The term “previously used” popped up several times in the legislation, and it does confirm that previously used assets are any plant and equipment assets that existed within a property prior to an investor purchase, whether it was owner occupied or tenanted. So, unless you either buy the property new, or pay for the assets yourself such as adding some carpet, you won’t be able to claim plant and equipment deductions. If you’re living in your property while you renovate it and then sell the property to an investor, the investor will have no plant claims as the assets are deemed previously used. This is not the case if you renovate your property while tenanted, you’ll be able to claim those plant values.
The treasury has suggested that these changes will fix the issue of “refreshed” 2nd hand values. I cannot for the life of me see how this will fix the issue entirely, as the depreciation that you were able to claim under the old rules, can now be treated as a capital loss at the time of sale, reducing your capital gains tax. In sexy ATO speak: To the extent that an entity’s deductions for an asset are reduced because of these amendments, when the entity ceases to use the asset the amount of any balancing adjustment is reduced and the proportion of the decline in value of the asset is recognised as a capital loss.”

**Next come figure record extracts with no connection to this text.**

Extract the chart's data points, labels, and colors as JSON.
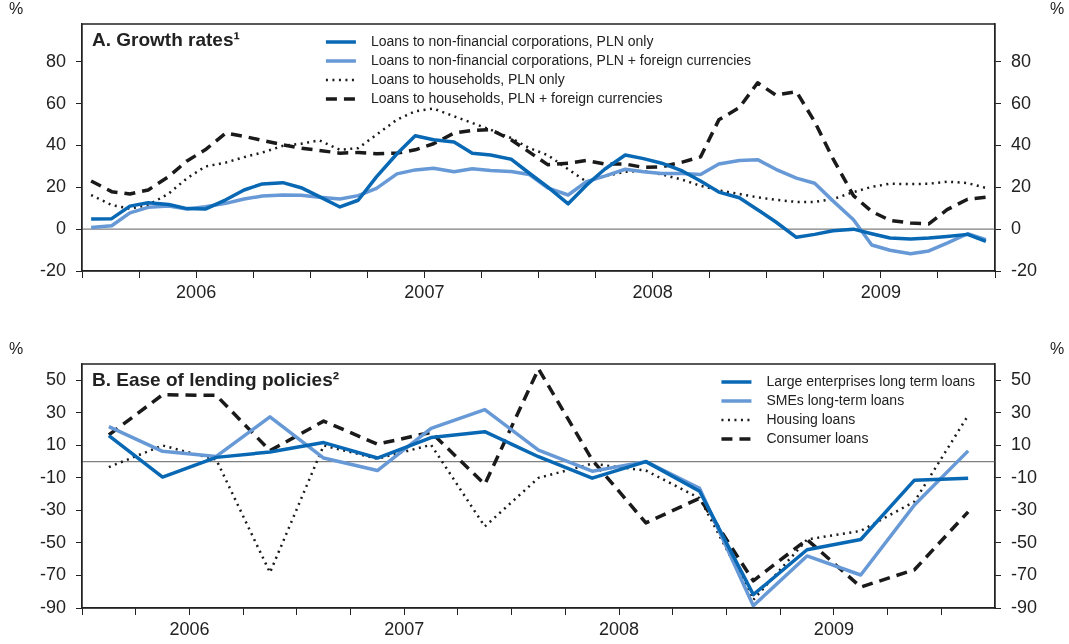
{
  "chart_data": [
    {
      "type": "line",
      "title": "A. Growth rates¹",
      "ylabel": "%",
      "y2label": "%",
      "legend": "top",
      "marker": "none",
      "x": [
        2006.04,
        2006.13,
        2006.21,
        2006.29,
        2006.38,
        2006.46,
        2006.54,
        2006.63,
        2006.71,
        2006.79,
        2006.88,
        2006.96,
        2007.04,
        2007.13,
        2007.21,
        2007.29,
        2007.38,
        2007.46,
        2007.54,
        2007.63,
        2007.71,
        2007.79,
        2007.88,
        2007.96,
        2008.04,
        2008.13,
        2008.21,
        2008.29,
        2008.38,
        2008.46,
        2008.54,
        2008.63,
        2008.71,
        2008.79,
        2008.88,
        2008.96,
        2009.04,
        2009.13,
        2009.21,
        2009.29,
        2009.38,
        2009.46,
        2009.54,
        2009.63,
        2009.71,
        2009.79,
        2009.88,
        2009.96
      ],
      "series": [
        {
          "name": "Loans to non-financial corporations, PLN only",
          "color": "#0868b4",
          "line_style": "solid",
          "values": [
            4.8,
            5,
            11,
            12.6,
            11.8,
            9.8,
            9.6,
            14,
            18.7,
            21.6,
            22.2,
            19.8,
            15.5,
            10.6,
            13.8,
            25,
            36,
            44.6,
            42.7,
            41.6,
            36.3,
            35.4,
            33.4,
            26.7,
            20.2,
            12.1,
            21,
            28.6,
            35.4,
            33.7,
            31.5,
            27.8,
            23,
            17.7,
            15,
            9.3,
            3.4,
            -3.9,
            -2.5,
            -0.8,
            0,
            -2.2,
            -4.2,
            -4.7,
            -4.2,
            -3.5,
            -2.5,
            -5.9
          ]
        },
        {
          "name": "Loans to non-financial corporations, PLN + foreign currencies",
          "color": "#6699d6",
          "line_style": "solid",
          "values": [
            0.8,
            1.6,
            7.8,
            10.4,
            11,
            9.6,
            10.7,
            12.3,
            14.4,
            15.8,
            16.3,
            16.2,
            15.2,
            14.4,
            16,
            19.5,
            26.4,
            28.3,
            29.1,
            27.4,
            28.8,
            28,
            27.5,
            26.1,
            19.7,
            16.3,
            22.7,
            25.3,
            28.6,
            27.4,
            26.6,
            26.6,
            26.1,
            31.1,
            32.8,
            33.2,
            28.6,
            24.4,
            21.9,
            13.5,
            4.5,
            -7.6,
            -10.1,
            -11.8,
            -10.4,
            -6.7,
            -2.2,
            -5
          ]
        },
        {
          "name": "Loans to households, PLN only",
          "color": "#1a1a1a",
          "line_style": "dotted",
          "values": [
            16.3,
            11.5,
            9.8,
            11.5,
            17,
            24.3,
            29.9,
            31.8,
            34.4,
            36.6,
            39.8,
            40.8,
            42.4,
            37.9,
            38.7,
            45.1,
            52.3,
            56.3,
            57.6,
            53.9,
            50.7,
            47.5,
            43.5,
            38.7,
            35.4,
            28.6,
            22.7,
            25.3,
            27.4,
            27.8,
            26.1,
            23.6,
            20.7,
            18.5,
            16.8,
            15.2,
            14,
            13,
            13,
            14.3,
            17.7,
            20.2,
            21.7,
            21.5,
            21.7,
            22.7,
            22,
            19.7
          ]
        },
        {
          "name": "Loans to households, PLN + foreign currencies",
          "color": "#1a1a1a",
          "line_style": "dashed",
          "values": [
            23,
            17.9,
            16.8,
            18.7,
            25.1,
            32.6,
            37.9,
            45.9,
            44.3,
            42.4,
            40.3,
            38.7,
            37.6,
            36.3,
            36.6,
            36,
            36.3,
            37.9,
            40.8,
            45.9,
            47.2,
            47.5,
            42.7,
            36.8,
            30.8,
            31.5,
            32.8,
            31.1,
            31.1,
            29.5,
            29.8,
            32,
            34.5,
            52.2,
            58.1,
            69.9,
            64,
            65.7,
            51.3,
            33.7,
            16,
            8.4,
            4.2,
            2.9,
            2.5,
            9.3,
            14.3,
            15.2
          ]
        }
      ],
      "xlim": [
        2006,
        2010
      ],
      "xticks": [
        {
          "value": 2006,
          "label": null
        },
        {
          "value": 2006.25,
          "label": null
        },
        {
          "value": 2006.5,
          "label": "2006"
        },
        {
          "value": 2006.75,
          "label": null
        },
        {
          "value": 2007,
          "label": null
        },
        {
          "value": 2007.25,
          "label": null
        },
        {
          "value": 2007.5,
          "label": "2007"
        },
        {
          "value": 2007.75,
          "label": null
        },
        {
          "value": 2008,
          "label": null
        },
        {
          "value": 2008.25,
          "label": null
        },
        {
          "value": 2008.5,
          "label": "2008"
        },
        {
          "value": 2008.75,
          "label": null
        },
        {
          "value": 2009,
          "label": null
        },
        {
          "value": 2009.25,
          "label": null
        },
        {
          "value": 2009.5,
          "label": "2009"
        },
        {
          "value": 2009.75,
          "label": null
        },
        {
          "value": 2010,
          "label": null
        }
      ],
      "ylim": [
        -20,
        98
      ],
      "yticks": [
        -20,
        0,
        20,
        40,
        60,
        80
      ],
      "y2lim": [
        -20,
        98
      ],
      "y2ticks": [
        -20,
        0,
        20,
        40,
        60,
        80
      ],
      "ref_lines": [
        {
          "axis": "y",
          "value": 0,
          "color": "#808080"
        }
      ],
      "grid": false
    },
    {
      "type": "line",
      "title": "B. Ease of lending policies²",
      "ylabel": "%",
      "y2label": "%",
      "legend": "top right",
      "marker": "none",
      "x": [
        2006.125,
        2006.375,
        2006.625,
        2006.875,
        2007.125,
        2007.375,
        2007.625,
        2007.875,
        2008.125,
        2008.375,
        2008.625,
        2008.875,
        2009.125,
        2009.375,
        2009.625,
        2009.875,
        2010.125
      ],
      "series": [
        {
          "name": "Large enterprises long term loans",
          "color": "#0868b4",
          "line_style": "solid",
          "values": [
            16,
            -9.5,
            2.6,
            5.9,
            11.7,
            2.2,
            14.8,
            18.4,
            3,
            -10.2,
            0,
            -18.2,
            -81.8,
            -54.2,
            -47.9,
            -11.4,
            -10.2
          ]
        },
        {
          "name": "SMEs long-term loans",
          "color": "#6699d6",
          "line_style": "solid",
          "values": [
            21.5,
            6.3,
            3.2,
            27.5,
            2.2,
            -5.5,
            20.4,
            32,
            7,
            -5.9,
            0,
            -16.5,
            -88.6,
            -58,
            -69.7,
            -26.7,
            6.6
          ]
        },
        {
          "name": "Housing loans",
          "color": "#1a1a1a",
          "line_style": "dotted",
          "values": [
            -3.4,
            9.9,
            1.2,
            -68.2,
            9.9,
            1.8,
            10.3,
            -39.9,
            -10,
            -1.3,
            -5.5,
            -22.5,
            -85,
            -47.9,
            -42.6,
            -24.6,
            28.4
          ]
        },
        {
          "name": "Consumer loans",
          "color": "#1a1a1a",
          "line_style": "dashed",
          "values": [
            16.4,
            41.1,
            40.7,
            6.7,
            24.9,
            10.7,
            18,
            -14,
            57,
            1,
            -37.7,
            -22.5,
            -73.3,
            -47.9,
            -77.1,
            -66.5,
            -30.9
          ]
        }
      ],
      "xlim": [
        2006,
        2010.25
      ],
      "xticks": [
        {
          "value": 2006,
          "label": null
        },
        {
          "value": 2006.25,
          "label": null
        },
        {
          "value": 2006.5,
          "label": "2006"
        },
        {
          "value": 2006.75,
          "label": null
        },
        {
          "value": 2007,
          "label": null
        },
        {
          "value": 2007.25,
          "label": null
        },
        {
          "value": 2007.5,
          "label": "2007"
        },
        {
          "value": 2007.75,
          "label": null
        },
        {
          "value": 2008,
          "label": null
        },
        {
          "value": 2008.25,
          "label": null
        },
        {
          "value": 2008.5,
          "label": "2008"
        },
        {
          "value": 2008.75,
          "label": null
        },
        {
          "value": 2009,
          "label": null
        },
        {
          "value": 2009.25,
          "label": null
        },
        {
          "value": 2009.5,
          "label": "2009"
        },
        {
          "value": 2009.75,
          "label": null
        },
        {
          "value": 2010,
          "label": null
        }
      ],
      "ylim": [
        -90,
        60
      ],
      "yticks": [
        -90,
        -70,
        -50,
        -30,
        -10,
        10,
        30,
        50
      ],
      "y2lim": [
        -90,
        60
      ],
      "y2ticks": [
        -90,
        -70,
        -50,
        -30,
        -10,
        10,
        30,
        50
      ],
      "ref_lines": [
        {
          "axis": "y",
          "value": 0,
          "color": "#808080"
        }
      ],
      "grid": false
    }
  ]
}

So, you buy a 5-year-old house for $500,000 with $20,000 worth of plant and equipment assets, sell it in a few years for $600,000 and the residual (left over) plant value is $5,000, then the $15,000 ($20,000 starting value minus the $5,000 residual value at sale) that you would normally have claimed as depreciation against your assessable income will now be a $15,000 capital loss.
On a taxable income of 45%, that $15,000 of plant deductions would have equated to around $6,750 back in your pocket. Now that it’s not a deduction and is a capital loss, you’d be looking at your $100,000 capital gain dropping to $85,000. With the 50% CGT exemption, you’re now looking at a $42,500 gain. Taxed at your 45% marginal rate, you’re incurring a capital gains bill of $19,125. Without the $15,000 capital loss, it would be $22,500. So you’re saving a difference of $3,375 in capital gains tax.

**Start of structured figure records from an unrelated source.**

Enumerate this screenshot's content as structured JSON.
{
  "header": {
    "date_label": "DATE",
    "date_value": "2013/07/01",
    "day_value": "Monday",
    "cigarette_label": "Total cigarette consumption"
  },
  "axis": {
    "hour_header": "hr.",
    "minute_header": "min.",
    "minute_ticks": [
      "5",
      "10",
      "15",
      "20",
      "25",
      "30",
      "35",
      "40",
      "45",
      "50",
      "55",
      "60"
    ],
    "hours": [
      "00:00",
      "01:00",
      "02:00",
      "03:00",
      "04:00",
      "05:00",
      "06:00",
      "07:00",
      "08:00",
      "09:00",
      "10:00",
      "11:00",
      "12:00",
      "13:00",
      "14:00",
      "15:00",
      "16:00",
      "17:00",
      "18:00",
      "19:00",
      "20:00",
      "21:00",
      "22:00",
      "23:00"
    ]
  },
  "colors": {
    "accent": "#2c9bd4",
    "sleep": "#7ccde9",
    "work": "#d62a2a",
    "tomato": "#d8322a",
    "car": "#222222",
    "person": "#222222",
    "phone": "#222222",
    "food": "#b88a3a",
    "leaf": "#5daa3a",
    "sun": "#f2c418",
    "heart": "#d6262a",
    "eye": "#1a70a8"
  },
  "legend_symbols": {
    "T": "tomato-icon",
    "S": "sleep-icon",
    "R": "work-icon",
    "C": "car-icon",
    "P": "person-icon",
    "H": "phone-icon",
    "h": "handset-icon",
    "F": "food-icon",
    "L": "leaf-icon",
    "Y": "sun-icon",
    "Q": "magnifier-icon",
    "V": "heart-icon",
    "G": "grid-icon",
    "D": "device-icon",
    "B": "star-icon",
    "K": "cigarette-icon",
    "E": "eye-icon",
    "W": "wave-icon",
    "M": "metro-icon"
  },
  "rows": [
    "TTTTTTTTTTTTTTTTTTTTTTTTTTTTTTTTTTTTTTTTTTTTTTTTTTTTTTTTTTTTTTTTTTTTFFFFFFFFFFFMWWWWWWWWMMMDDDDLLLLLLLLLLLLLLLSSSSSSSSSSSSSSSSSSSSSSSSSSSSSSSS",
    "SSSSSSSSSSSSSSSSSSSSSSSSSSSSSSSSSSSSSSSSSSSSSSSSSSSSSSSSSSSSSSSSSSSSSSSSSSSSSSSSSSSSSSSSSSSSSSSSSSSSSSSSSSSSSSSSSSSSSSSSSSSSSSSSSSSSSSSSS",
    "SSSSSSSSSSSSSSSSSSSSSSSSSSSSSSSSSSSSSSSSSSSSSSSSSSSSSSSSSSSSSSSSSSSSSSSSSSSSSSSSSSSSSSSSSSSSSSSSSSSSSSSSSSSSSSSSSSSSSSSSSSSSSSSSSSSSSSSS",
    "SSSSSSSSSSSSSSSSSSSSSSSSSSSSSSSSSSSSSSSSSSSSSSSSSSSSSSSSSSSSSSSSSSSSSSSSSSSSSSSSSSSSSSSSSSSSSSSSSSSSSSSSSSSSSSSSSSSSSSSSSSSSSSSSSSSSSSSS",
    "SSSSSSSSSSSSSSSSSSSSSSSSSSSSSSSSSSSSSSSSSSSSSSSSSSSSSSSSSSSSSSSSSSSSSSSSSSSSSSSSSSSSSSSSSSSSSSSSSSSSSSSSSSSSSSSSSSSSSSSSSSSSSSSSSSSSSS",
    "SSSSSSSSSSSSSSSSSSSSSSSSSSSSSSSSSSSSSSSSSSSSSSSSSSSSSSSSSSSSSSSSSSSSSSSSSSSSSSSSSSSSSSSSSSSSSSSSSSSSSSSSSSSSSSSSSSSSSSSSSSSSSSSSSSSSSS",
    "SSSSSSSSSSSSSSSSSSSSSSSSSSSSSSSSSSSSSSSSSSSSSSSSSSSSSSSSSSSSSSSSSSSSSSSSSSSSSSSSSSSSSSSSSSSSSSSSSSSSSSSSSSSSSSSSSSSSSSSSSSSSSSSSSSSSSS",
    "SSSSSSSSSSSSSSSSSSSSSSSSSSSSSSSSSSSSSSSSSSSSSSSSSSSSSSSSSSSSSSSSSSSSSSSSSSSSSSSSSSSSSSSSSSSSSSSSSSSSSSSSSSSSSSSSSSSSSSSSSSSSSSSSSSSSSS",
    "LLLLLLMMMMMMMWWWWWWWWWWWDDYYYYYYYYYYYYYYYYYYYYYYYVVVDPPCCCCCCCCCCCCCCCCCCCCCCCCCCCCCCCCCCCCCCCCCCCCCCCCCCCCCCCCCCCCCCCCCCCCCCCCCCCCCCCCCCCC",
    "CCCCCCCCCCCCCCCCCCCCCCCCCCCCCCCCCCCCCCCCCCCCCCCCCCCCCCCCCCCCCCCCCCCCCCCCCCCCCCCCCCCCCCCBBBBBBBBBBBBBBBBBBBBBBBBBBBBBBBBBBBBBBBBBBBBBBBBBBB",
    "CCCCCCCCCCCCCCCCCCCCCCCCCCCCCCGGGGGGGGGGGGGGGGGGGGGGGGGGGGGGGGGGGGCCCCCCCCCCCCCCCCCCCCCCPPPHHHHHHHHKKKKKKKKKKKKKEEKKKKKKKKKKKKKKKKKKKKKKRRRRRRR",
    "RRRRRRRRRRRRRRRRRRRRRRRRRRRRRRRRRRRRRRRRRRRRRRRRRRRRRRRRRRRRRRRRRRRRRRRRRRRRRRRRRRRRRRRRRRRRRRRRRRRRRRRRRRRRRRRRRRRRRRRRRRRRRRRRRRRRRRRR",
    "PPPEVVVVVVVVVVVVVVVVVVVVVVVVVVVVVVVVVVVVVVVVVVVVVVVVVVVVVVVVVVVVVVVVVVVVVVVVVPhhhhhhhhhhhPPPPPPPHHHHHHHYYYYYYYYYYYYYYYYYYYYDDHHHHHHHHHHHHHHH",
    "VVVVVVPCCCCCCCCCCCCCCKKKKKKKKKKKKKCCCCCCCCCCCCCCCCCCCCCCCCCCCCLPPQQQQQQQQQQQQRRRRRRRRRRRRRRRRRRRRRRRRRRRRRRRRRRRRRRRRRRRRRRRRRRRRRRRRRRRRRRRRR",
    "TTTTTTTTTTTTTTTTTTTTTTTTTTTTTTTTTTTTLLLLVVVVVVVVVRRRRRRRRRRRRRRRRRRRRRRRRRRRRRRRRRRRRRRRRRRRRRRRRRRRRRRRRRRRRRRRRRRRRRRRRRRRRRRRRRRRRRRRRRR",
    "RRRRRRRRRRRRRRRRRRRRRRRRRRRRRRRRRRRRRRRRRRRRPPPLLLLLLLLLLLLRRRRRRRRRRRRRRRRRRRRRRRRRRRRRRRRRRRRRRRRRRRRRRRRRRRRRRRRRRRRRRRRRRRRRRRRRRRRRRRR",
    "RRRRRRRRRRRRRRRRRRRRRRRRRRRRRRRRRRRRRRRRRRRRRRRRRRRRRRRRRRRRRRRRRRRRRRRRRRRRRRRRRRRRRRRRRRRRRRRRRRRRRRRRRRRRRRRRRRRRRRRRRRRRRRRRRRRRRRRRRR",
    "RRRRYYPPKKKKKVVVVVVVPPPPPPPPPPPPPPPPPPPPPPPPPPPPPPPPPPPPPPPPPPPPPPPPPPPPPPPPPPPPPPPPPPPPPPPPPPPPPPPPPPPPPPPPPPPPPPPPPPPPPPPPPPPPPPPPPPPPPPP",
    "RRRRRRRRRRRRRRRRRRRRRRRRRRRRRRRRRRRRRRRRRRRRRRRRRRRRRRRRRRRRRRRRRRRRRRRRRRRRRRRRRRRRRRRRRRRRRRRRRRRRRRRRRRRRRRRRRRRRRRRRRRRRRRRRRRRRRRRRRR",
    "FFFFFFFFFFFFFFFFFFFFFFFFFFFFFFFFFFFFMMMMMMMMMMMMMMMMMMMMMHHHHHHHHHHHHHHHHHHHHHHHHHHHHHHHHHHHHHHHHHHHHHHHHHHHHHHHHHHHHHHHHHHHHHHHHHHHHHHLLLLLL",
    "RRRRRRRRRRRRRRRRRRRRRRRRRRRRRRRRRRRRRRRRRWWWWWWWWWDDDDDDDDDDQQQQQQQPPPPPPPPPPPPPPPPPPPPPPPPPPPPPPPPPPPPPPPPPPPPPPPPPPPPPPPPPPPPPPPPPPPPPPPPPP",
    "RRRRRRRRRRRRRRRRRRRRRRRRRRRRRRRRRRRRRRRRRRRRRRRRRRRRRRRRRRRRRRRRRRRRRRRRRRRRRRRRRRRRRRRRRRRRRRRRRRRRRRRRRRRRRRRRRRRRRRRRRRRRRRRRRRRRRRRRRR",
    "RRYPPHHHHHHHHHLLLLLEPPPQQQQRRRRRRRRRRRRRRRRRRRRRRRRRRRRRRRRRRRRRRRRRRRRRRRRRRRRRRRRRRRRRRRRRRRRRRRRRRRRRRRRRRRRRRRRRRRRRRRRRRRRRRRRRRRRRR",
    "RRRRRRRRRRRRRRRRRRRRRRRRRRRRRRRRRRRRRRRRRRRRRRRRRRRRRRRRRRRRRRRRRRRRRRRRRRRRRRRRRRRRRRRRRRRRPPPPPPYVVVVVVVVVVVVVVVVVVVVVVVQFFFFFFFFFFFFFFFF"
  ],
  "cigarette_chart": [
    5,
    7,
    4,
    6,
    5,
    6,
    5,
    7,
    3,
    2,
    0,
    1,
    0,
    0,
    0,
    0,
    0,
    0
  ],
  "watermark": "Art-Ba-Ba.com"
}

Sure, that $3,375 is a lot less than $6,750, but to say that there’s now no incentive to inflate the residual values of plant and equipment assets is misleading. There still exists the incentive, it’s just about half as enticing as it used to be. So, for me, it’s far from mission accomplished. Google hard enough and you’ll find some better ideas I have to fix the problem, but to keep this brief I want to move to some analysis.
We’ve not completed a tremendous number of reports for clients that exchanged after the 9th of May just due to it only being July at the time of writing. However, we’ve analysed the first 8 reports we’ve completed and here’s the real-world impact of the changes.
So as you can see, it’s costing an average of over $5,000 worth of deductions within the first full year of claim and just under $20,000 for the cumulative first 5 years. Remember this is only for recent purchases of established residential properties, but it’s quite significant.
As written previously (https://www.mcgqs.com.au/blog/detailed-analysis-of-the-budget-changes-to-tax-depreciation-on-plant-and-equipment-budget2017/) we’ve calculated that in 83.9% of cases within our analysis of 1,000 schedules, an investor would still benefit from a depreciation schedule as building component deductions, new properties and renovated properties will continue to provide valuable deductions. With the capital loss announcement, it’s important to have a report to see the decline in value of your plant and equipment anyway. I’m sorry to have to tell those kindly people emailing me about how quantity surveyors are going to starve to death, that we’ll be ok for now, but thanks for taking the time to get in touch.